El presente comentario aparece en fecha coincidente con la realización del referendo que ha servido para que el electorado, o mejor, el "soberano", decida respecto al proyecto de Carta Constitucional que, en caso de ser aprobada, pasa a ser el máximo instrumento jurídico que dará legitimidad al proceso de cambios institucionales que viene reclamando el país desde hace ya bastante tiempo.

Independientemente de los resultados que haya arrojado la consulta, es pertinente señalar que la sociedad venezolana se está jugando su futuro inmediato como consecuencia de esa determinación, pues la inclinación del electorado, sea en uno u otro sentido, debiera mover al régimen para asumir un comportamiento democrático, signado por la amplitud y la tolerancia, en relación con la indispensable gobernabilidad que debe ser una de sus metas principales por alcanzar si es que, efectivamente, se propone ejecutar un programa de gobierno que beneficie a todos los venezolanos, cualquiera sea su posición política.

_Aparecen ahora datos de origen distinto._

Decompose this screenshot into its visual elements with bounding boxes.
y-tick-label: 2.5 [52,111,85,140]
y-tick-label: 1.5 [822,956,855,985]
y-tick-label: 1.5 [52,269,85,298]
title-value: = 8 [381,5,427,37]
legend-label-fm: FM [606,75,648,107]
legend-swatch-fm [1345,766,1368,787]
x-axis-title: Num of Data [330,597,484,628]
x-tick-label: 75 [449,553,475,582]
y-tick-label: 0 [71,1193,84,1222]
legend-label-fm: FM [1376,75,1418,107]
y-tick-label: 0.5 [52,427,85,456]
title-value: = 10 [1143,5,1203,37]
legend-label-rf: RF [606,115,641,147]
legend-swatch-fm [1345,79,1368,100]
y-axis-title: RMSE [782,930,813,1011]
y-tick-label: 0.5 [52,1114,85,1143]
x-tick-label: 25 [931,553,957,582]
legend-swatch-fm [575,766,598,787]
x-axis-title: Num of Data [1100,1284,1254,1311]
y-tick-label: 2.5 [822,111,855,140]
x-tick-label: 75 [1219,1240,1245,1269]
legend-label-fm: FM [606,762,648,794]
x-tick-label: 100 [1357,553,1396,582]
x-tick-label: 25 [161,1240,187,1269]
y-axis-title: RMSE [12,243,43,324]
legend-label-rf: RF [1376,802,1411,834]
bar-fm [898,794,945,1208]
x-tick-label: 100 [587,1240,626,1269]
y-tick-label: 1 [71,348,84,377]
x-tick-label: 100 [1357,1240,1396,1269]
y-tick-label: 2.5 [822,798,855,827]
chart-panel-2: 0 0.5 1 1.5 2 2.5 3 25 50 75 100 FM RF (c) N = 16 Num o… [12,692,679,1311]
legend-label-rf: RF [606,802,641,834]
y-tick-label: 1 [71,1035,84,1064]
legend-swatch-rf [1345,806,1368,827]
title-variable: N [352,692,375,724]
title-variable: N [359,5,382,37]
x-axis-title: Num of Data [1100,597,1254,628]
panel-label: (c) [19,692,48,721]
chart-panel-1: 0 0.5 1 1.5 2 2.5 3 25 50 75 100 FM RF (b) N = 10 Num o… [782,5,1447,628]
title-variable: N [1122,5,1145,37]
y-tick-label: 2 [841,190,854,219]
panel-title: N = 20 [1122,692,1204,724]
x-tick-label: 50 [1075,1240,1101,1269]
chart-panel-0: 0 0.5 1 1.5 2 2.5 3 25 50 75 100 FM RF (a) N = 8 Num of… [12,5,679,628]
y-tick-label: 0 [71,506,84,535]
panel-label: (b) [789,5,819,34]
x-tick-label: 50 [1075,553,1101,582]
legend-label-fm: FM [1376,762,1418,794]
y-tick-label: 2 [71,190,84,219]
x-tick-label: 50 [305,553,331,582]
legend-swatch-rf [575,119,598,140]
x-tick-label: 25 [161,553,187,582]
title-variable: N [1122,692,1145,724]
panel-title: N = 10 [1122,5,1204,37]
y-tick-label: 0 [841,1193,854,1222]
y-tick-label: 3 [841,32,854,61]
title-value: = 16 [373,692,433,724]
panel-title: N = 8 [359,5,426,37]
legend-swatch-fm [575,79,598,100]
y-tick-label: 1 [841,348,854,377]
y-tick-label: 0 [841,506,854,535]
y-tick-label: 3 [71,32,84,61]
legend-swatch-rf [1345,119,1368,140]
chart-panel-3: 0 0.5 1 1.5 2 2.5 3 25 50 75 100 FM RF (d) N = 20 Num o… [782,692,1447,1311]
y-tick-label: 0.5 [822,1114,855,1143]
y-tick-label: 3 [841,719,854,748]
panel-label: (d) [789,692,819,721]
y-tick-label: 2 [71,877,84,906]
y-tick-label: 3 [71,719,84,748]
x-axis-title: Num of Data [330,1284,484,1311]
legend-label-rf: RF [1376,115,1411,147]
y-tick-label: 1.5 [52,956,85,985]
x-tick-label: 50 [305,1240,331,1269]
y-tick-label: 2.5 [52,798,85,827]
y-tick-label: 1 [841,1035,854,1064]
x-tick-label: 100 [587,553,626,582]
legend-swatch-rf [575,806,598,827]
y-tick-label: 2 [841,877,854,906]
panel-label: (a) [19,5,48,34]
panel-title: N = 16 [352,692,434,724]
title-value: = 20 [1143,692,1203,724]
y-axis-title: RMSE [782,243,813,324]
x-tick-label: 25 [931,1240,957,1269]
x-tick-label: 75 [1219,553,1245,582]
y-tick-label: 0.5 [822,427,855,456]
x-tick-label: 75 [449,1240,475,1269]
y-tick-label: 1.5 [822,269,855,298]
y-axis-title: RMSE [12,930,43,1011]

A tal respecto, crecen las dudas no sólo en la porción del electorado que se manifestó comprometido con la opción negativa sino también en muchos de quienes votaron por la afirmativa a desgano, por estimar que el proyecto constitucional presenta numerosas debilidades que contribuirán a imprimirle carácter de transitoriedad a gran parte de sus disposiciones, por lo que, de una vez, es fácil vaticinar que el texto constitucional aprobado no está en capacidad de superar la prueba de mantener su vigencia más allá de la gestión presidencial del actual jefe del Estado. Por otro lado, la gobernabilidad, para ser efectiva, requiere, entre otros fundamentos, del consenso necesario entre los diferentes actores políticos para acordarse en la tarea común de contribuir, cada uno en su esfera y campo de acción, a la construcción del país, quizás mejor: reconstrucción.

Y, en ese sentido, la duda cobra mayor fuerza puesto que nada en la actitud gubernamental sobre este particular, permite esperar un cambio que, obstinadamente rechaza el primer magistrado, al persistir en su prédica maniquea de excluir del importante compromiso de reingeniería institucional que está planteado, a un crecido segmento de la población, agredido y vejado, bajo el argumento falaz de tratarse de venezolanos corruptos, "negativos" y "realistas", por añadidura. A lo anterior cabe agregar que el panorama político para el entrante trimestre será de intensa actividad electoral ya que el proceso de relegitimación de autoridades se extiende a diferentes ramas del poder público (nacional, regional, local) y ello supone participación directa del presidente de la República en cada una de las campañas que se lleven a cabo para tal efecto, por lo cual es punto menos que imposible que llegue a prosperar ninguna clase de entendimiento entre los dos bandos, al parecer irreconciliables conforme a la óptica presidencial, en los que el alto magistrado ejecutivo ha dividido al país y que, seguramente, procurará sostener, por lo menos verbalmente.

Las perspectivas, pues, de acuerdo con lo comentado, no son nada halagüeñas y, más bien, se presentan sombrías, como cabe esperarlo de un proceso político dominado por el autoritarismo, la demagogia y el populismo.